Dérive dans l’Hexagone
L’auteur de « J’ai tué Anémie Lothomb » et de « Mortel Transfert », l’un de ses thrillers psychologiques adaptés au cinéma, Jean-Pierre Gattégno, alterne également suspense et humour dans « le Seigneur de la route » (6), dont le héros porte le nom de Pierre Raustampon. Du moins jusqu’à ce que, lassé par son métier de professeur et par sa vie conjugale, il dérobe l’identité, les cartes de crédit et la magnifique voiture de l’un des amants de sa femme. Commence une sorte de dérive, dans laquelle il enchaîne épisodes comiques et situations angoissantes. Un périple géographique se doublant d’un voyage intérieur qui le pousse à s’interroger sur lui-même. Jusqu’à la révélation finale au bout du chemin.
Un poète en capitale
Le piéton de Paris parfois vient d’ailleurs. Petr Kral, qui est né à Prague en 1941 et est retourné aujourd’hui dans son pays natal, en témoigne dans « Cahiers de Paris » (7). Il y est venu en 1968, lorsque sa ville venait d’être occupée par une armée étrangère, il y a vécu jusqu’en 2006 et, jour après jour, il a pris des notes sur le quotidien et les lieux les plus simples de la capitale. De simples notes qui restent celles d’un poète et où transperce la nostalgie d’une ville disparaissant progressivement, « comme de la neige qui fond au soleil ».
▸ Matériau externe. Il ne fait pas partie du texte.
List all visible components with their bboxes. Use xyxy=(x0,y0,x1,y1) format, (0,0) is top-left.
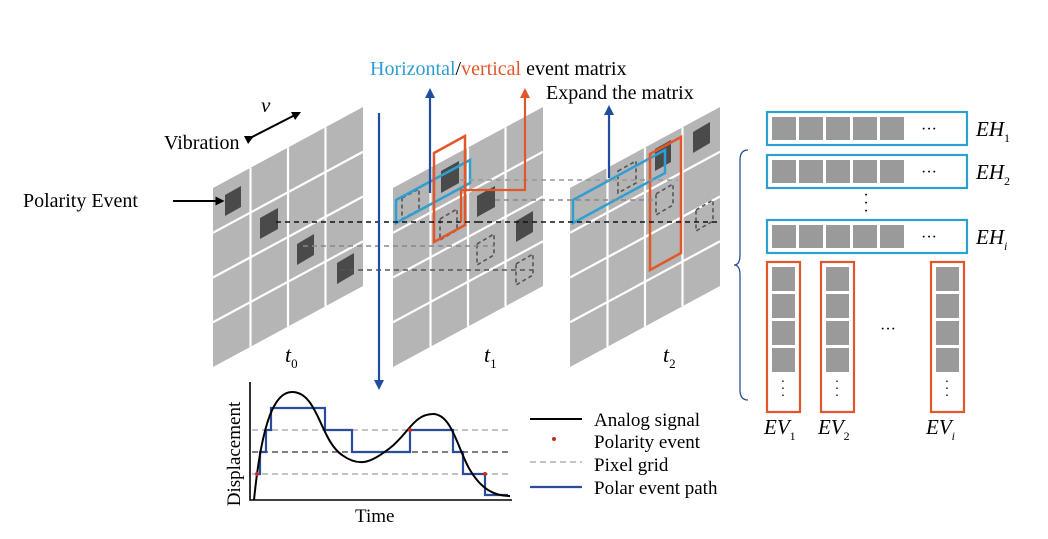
eh-vertical-ellipsis: · xyxy=(863,187,868,204)
polarity-event-cell xyxy=(337,253,354,284)
horizontal-matrix-highlight xyxy=(394,157,472,226)
polarity-event-cell xyxy=(260,208,278,239)
frame-t0-grid-lines xyxy=(212,127,364,347)
ev-column-i: · · · xyxy=(929,260,966,414)
matrix-bracket xyxy=(733,149,749,401)
svg-text:·: · xyxy=(945,389,950,404)
svg-text:·: · xyxy=(835,389,840,404)
eh-row-frame xyxy=(765,218,969,255)
time-label-t1: t1 xyxy=(484,342,497,371)
expand-label: Expand the matrix xyxy=(546,82,694,104)
signal-plot: Displacement Time xyxy=(224,382,512,527)
ev-label-2: EV2 xyxy=(817,415,850,443)
plot-axes xyxy=(249,382,512,501)
legend-analog-signal: Analog signal xyxy=(594,410,700,431)
polarity-event-dots xyxy=(255,428,487,476)
ev-label-1: EV1 xyxy=(763,415,796,443)
eh-row-frame xyxy=(765,153,969,190)
ev-column-frame xyxy=(819,260,856,414)
eh-ellipsis: ··· xyxy=(921,121,937,138)
previous-event-markers xyxy=(401,187,534,287)
ev-column-frame xyxy=(929,260,966,414)
eh-row-2: ··· xyxy=(765,153,969,190)
analog-signal-curve xyxy=(253,390,511,501)
eh-ellipsis: ··· xyxy=(921,164,937,181)
eh-vertical-ellipsis: · xyxy=(863,203,868,220)
legend-swatch-polarity-event xyxy=(552,437,556,441)
legend-pixel-grid: Pixel grid xyxy=(594,455,669,476)
eh-label-i: EHi xyxy=(975,225,1007,253)
time-label-t0: t0 xyxy=(285,342,298,371)
frame-t1 xyxy=(392,107,544,367)
eh-label-1: EH1 xyxy=(975,117,1010,145)
ev-label-i: EVi xyxy=(925,415,955,443)
plot-legend: Analog signal Polarity event Pixel grid … xyxy=(530,410,718,499)
previous-event-markers xyxy=(617,159,714,233)
frame-t2 xyxy=(569,107,721,367)
svg-text:·: · xyxy=(835,375,840,390)
eh-row-frame xyxy=(765,110,969,147)
matrix-title: Horizontal/vertical event matrix xyxy=(370,58,627,80)
ev-horizontal-ellipsis: ··· xyxy=(880,321,896,338)
eh-row-1: ··· xyxy=(765,110,969,147)
svg-text:·: · xyxy=(945,382,950,397)
vertical-expand-arrow xyxy=(459,88,530,222)
polarity-event-label: Polarity Event xyxy=(23,190,138,212)
event-connection-lines xyxy=(276,179,720,271)
horizontal-matrix-highlight xyxy=(571,147,667,226)
vertical-matrix-highlight xyxy=(432,133,467,245)
polarity-event-cell xyxy=(477,186,495,217)
velocity-label: v xyxy=(261,93,271,117)
ev-column-1: · · · xyxy=(765,260,802,414)
ev-column-frame xyxy=(765,260,802,414)
polarity-event-cell xyxy=(516,211,533,242)
y-axis-label: Displacement xyxy=(224,401,245,506)
polar-event-path xyxy=(257,406,508,497)
svg-text:·: · xyxy=(781,375,786,390)
vibration-arrow xyxy=(243,111,302,145)
eh-vertical-ellipsis: · xyxy=(863,195,868,212)
legend-polarity-event: Polarity event xyxy=(594,432,701,453)
vertical-matrix-highlight xyxy=(648,134,683,273)
vibration-label: Vibration xyxy=(164,132,239,154)
frame-t1-grid-lines xyxy=(392,127,544,347)
svg-text:·: · xyxy=(781,389,786,404)
polarity-event-cell xyxy=(693,122,710,153)
eh-row-i: ··· xyxy=(765,218,969,255)
time-label-t2: t2 xyxy=(663,342,676,371)
polarity-event-cell xyxy=(297,234,314,265)
svg-text:·: · xyxy=(835,382,840,397)
polarity-event-cell xyxy=(225,186,241,216)
frame-t0 xyxy=(212,107,364,367)
legend-polar-event-path: Polar event path xyxy=(594,478,718,499)
frame-t2-grid-lines xyxy=(569,127,721,347)
eh-label-2: EH2 xyxy=(975,160,1010,188)
svg-text:·: · xyxy=(781,382,786,397)
x-axis-label: Time xyxy=(355,506,394,527)
ev-column-2: · · · xyxy=(819,260,856,414)
svg-text:·: · xyxy=(945,375,950,390)
eh-ellipsis: ··· xyxy=(921,229,937,246)
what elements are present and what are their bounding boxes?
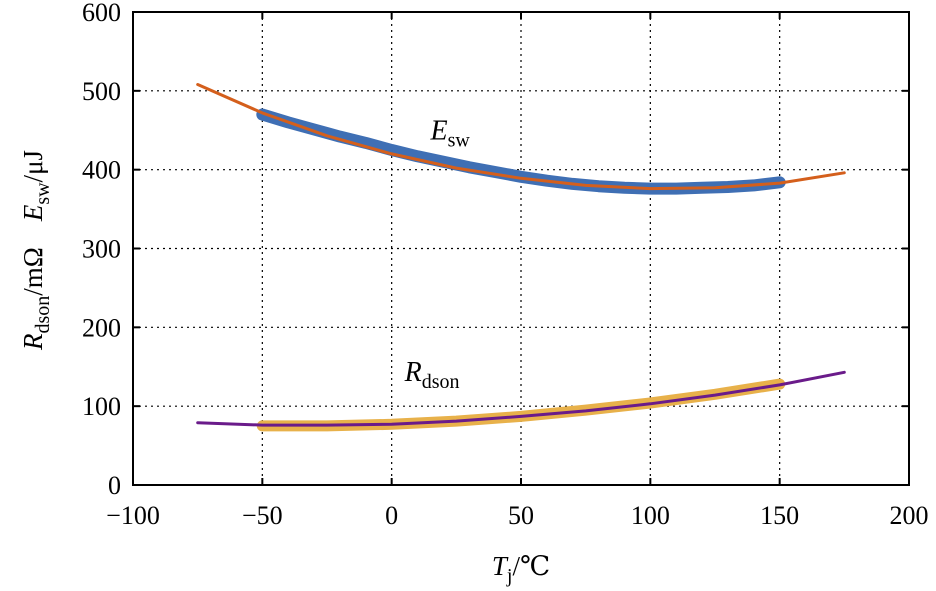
x-tick-label: −50: [242, 501, 283, 530]
x-tick-label: 200: [890, 501, 929, 530]
y-tick-label: 500: [82, 77, 121, 106]
y-tick-labels: 0 100 200 300 400 500 600: [82, 0, 121, 500]
y-axis-label-esw-unit: /μJ: [18, 150, 48, 182]
x-axis-label-sub: j: [506, 565, 513, 587]
x-axis-label-main: T: [492, 551, 509, 581]
y-tick-label: 400: [82, 156, 121, 185]
y-tick-label: 200: [82, 313, 121, 342]
series-group: [196, 83, 846, 432]
x-tick-label: 50: [508, 501, 534, 530]
x-axis-label-unit: /℃: [512, 551, 550, 581]
ticks: [132, 11, 910, 486]
rdson-label-main: R: [404, 357, 422, 388]
esw-label-sub: sw: [448, 130, 471, 152]
esw-series-label: Esw: [429, 116, 470, 152]
y-axis-label-esw-sub: sw: [32, 182, 54, 205]
y-axis-label-rdson-unit: /mΩ: [18, 247, 48, 296]
x-tick-label: −100: [106, 501, 160, 530]
grid: [133, 12, 909, 485]
y-tick-label: 300: [82, 235, 121, 264]
x-tick-labels: −100 −50 0 50 100 150 200: [106, 501, 928, 530]
x-tick-label: 150: [760, 501, 799, 530]
esw-label-main: E: [429, 116, 447, 147]
fit-line-3: [196, 370, 846, 427]
x-tick-label: 0: [385, 501, 398, 530]
y-axis-label-esw-main: E: [18, 204, 48, 222]
y-tick-label: 0: [108, 471, 121, 500]
rdson-series-label: Rdson: [404, 357, 460, 393]
y-axis-label-rdson-main: R: [18, 333, 48, 351]
y-tick-label: 100: [82, 392, 121, 421]
rdson-label-sub: dson: [422, 371, 460, 393]
fit-line-1: [196, 83, 846, 191]
y-axis-label-rdson-sub: dson: [32, 296, 54, 334]
y-axis-label-text: Rdson/mΩ Esw/μJ: [18, 150, 54, 351]
x-axis-label: Tj/℃: [492, 551, 550, 587]
y-axis-label: Rdson/mΩ Esw/μJ: [18, 150, 54, 351]
x-tick-label: 100: [631, 501, 670, 530]
series-annotations: Esw Rdson: [404, 116, 471, 393]
y-tick-label: 600: [82, 0, 121, 27]
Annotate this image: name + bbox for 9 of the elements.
Itinéraire d’une femme libre
C’est aussi pour Paris que l’héroïne de « Chaos sur la toile » (8), une artiste qui ne vit que pour son art, décide de quitter Reykjavik. Elle emmène cependant, calée sur sa hanche, sa petite-fille. On est dans les années 1950 et l’on suit l’itinéraire d’une femme qui se veut libre mais est enchaînée à son art, qui sillonne les musées pour se nourrir des œuvres des plus grands peintres, expose et vend des toiles de Paris à New York, de Rome jusqu’aux fjords. L’un des messages de l’auteur, l’Islandaise Kristin Marja Baldusdottir, est une mise en garde contre la menace de régression des droits des femmes.
(1) Gallmeister, 344 p., 24 euros.
(2) Albin Michel, 347 p., 22,90 euros.
(3) Grasset, 220 p., 16 euros.
(4) Jacqueline Chambon, 186 p., 19 euros.
(5) Albin Michel, 203 p., 15 euros.
(6) Calmann-Lévy, 240 p., 17,50 euros.
(7) Flammarion, 281 p., 20 euros.
(8) Éditions Gaïa, 627 p., 24 euros.